Dans notre démocratie suisse, le personnage principal, ça n’est ni le président de la Confédération, ni celui de l’Assemblée fédérale, ni celui du Conseil d’Etat, ou du Grand Conseil, de votre canton. Non, le personnage numéro un, c’est le citoyen, ou la citoyenne. Chacun d’entre nous, non en tant qu’individu, mais comme partie prenante, quatre fois par an, à la grande liturgie profane du suffrage universel. Chaque citoyenne, chaque citoyen constitue, lorsqu’il participe à un processus de vote, une part certes infime, mais indivisible, inaliénable, du pouvoir suprême de décision sur le destin suisse.
Formé et non formaté
C’est cette part sacrée que des millions de Français, relayés par le mouvement des «gilets jaunes», veulent obtenir, pour se prononcer désormais, comme en Suisse, directement sur les thèmes de la politique. Et non se contenter, tous les cinq ans, de choisir des «représentants», qui feraient la politique à leur place. Parce que cette part réclamée est sacrée, le président Emmanuel Macron la leur refuse, ou rechigne en tentant de gagner du temps: l’ordre du sacré, dans son esprit, est réservé au monarque.

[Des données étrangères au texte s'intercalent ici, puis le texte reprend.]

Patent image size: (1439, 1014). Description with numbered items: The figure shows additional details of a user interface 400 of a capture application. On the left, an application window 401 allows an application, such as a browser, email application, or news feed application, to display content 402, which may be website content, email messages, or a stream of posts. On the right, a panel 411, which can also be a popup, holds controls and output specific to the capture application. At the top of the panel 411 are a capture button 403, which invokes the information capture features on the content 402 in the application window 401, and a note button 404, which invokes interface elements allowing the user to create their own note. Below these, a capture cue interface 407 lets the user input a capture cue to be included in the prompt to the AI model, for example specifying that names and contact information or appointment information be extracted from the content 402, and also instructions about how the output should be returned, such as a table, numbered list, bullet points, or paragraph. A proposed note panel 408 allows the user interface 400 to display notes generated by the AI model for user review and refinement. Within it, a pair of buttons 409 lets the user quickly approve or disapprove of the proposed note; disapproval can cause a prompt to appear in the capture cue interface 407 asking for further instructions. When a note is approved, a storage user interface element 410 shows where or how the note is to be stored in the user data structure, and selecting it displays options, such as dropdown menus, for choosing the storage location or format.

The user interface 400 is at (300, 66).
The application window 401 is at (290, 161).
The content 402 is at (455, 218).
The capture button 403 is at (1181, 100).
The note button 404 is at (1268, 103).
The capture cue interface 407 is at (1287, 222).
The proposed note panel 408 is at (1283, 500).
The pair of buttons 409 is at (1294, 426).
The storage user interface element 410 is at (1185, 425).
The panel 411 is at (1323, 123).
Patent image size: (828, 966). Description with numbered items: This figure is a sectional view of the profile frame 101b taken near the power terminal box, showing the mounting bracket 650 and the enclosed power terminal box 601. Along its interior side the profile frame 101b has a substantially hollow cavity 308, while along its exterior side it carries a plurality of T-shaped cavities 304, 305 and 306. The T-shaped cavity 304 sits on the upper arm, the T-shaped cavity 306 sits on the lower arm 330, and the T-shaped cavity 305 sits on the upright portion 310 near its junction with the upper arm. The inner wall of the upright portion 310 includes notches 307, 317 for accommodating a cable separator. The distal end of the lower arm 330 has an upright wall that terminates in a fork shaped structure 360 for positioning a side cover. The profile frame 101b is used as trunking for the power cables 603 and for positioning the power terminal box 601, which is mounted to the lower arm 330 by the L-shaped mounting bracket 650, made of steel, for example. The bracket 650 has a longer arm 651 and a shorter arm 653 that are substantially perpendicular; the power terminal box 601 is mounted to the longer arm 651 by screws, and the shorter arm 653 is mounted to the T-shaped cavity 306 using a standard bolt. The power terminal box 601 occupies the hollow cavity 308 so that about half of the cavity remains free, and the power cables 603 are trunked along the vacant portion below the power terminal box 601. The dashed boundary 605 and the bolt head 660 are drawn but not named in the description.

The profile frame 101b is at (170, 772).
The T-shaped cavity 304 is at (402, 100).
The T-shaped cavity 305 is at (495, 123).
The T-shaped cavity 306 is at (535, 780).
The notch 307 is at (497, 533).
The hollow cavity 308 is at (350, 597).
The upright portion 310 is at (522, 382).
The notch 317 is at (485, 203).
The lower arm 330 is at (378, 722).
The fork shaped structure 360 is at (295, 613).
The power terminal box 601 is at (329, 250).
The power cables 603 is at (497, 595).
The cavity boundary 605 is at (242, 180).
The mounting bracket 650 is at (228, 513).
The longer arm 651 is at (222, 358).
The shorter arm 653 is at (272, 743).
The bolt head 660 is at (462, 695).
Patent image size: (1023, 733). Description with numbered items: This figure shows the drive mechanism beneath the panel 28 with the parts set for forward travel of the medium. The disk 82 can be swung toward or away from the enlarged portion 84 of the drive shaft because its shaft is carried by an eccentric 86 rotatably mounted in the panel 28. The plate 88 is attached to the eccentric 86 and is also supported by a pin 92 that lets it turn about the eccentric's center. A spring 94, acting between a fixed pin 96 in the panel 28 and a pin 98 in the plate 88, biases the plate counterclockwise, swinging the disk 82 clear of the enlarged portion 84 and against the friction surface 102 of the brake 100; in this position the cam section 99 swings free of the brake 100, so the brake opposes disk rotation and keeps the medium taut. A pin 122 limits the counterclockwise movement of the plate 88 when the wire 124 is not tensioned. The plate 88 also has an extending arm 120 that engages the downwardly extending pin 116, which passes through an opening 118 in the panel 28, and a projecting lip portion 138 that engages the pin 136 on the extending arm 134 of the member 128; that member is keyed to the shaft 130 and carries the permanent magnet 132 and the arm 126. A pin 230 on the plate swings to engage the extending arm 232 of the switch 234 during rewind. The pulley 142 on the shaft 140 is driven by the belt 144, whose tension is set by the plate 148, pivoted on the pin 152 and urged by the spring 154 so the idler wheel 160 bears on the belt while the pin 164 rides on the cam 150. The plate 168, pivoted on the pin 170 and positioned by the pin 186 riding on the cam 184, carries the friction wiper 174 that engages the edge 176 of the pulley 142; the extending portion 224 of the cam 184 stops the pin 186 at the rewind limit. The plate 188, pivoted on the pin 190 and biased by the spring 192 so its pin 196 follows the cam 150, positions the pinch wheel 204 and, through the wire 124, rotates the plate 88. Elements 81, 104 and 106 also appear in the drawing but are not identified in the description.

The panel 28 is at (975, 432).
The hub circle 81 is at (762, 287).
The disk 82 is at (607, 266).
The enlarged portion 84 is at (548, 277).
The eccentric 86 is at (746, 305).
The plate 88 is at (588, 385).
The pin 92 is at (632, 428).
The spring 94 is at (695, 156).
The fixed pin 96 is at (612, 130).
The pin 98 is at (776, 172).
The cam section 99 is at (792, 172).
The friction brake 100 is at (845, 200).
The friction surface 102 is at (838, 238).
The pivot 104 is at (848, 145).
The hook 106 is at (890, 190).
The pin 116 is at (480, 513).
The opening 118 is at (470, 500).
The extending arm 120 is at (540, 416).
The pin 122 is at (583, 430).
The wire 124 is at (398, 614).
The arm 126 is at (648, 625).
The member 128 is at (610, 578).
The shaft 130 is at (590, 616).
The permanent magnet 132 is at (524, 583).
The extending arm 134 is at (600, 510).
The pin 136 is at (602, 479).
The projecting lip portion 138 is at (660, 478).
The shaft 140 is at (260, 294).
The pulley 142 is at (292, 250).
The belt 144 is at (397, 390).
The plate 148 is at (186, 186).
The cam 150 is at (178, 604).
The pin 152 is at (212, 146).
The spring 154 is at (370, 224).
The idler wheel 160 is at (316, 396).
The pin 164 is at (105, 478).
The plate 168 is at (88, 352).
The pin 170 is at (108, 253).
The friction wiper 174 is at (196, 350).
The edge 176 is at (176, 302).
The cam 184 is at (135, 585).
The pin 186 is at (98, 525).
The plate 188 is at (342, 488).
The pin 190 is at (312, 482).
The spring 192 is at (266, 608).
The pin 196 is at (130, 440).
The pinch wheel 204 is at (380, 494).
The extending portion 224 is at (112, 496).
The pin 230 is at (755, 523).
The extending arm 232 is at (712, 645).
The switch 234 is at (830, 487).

En Suisse, nous devenons citoyens à l’âge de 18 ans, celui du droit de vote. Mais pour être immédiatement opérationnel, à ce moment de la vie, dans le champ politique, il est absolument nécessaire d’y avoir été, avec patience et pendant de longues années, formé par le système scolaire. Formé à la citoyenneté, et non formaté pour se fondre dans un parti ou un autre!
L’histoire politique
Formé aux actes citoyens, à la mécanique de décision dans notre pays. Informé, dès l’école primaire, de façon aiguisée, appétissante, plaisante, pourquoi pas ludique, sur notre système. Initié, surtout, à l’histoire politique. Celle de l’Europe, celle du monde, celle de la Suisse, celle du canton. Initié, par des profs d’histoire qui aient la niaque! On n’a pas le droit, sur des sujets aussi capitaux, de se montrer ennuyeux, grisâtre, poussiéreux: le prof d’histoire doit être le hussard noir de la République, celui qui éveille, excite, secoue le sens, affûte la curiosité, dégage des lignes de crête, éclaircit les horizons.
Quant à l’éducation citoyenne, elle peut afficher mille visages. Débats, jeux de rôles, visionnements d’émissions TV, écoutes de moments de radio, initiation à l’usage des sites internet, et même à une utilisation citoyenne des réseaux sociaux. Il est urgent, en Suisse, que près d’un siècle d’archives SSR (radio dès les années vingt, TV dès les années 1950) soient totalement et gratuitement mises en ligne. Et que les écoles puissent les utiliser, les mettre en contexte, en perspective. On ne laisse pas dormir un tel trésor!
Mise en appétit citoyen
Avant tout, il faut que l’Ecole de la République se pénètre bien de sa mission de mise en appétit citoyen. Elle n’est pas là pour regarder passer les trains, ni pour se réfugier dans une tour d’ivoire. Elle est une part très importante de la vie citoyenne, tout court. La formation, à Genève, est maintenant obligatoire jusqu’à 18 ans. Eh bien formons des citoyens, c’est essentiel!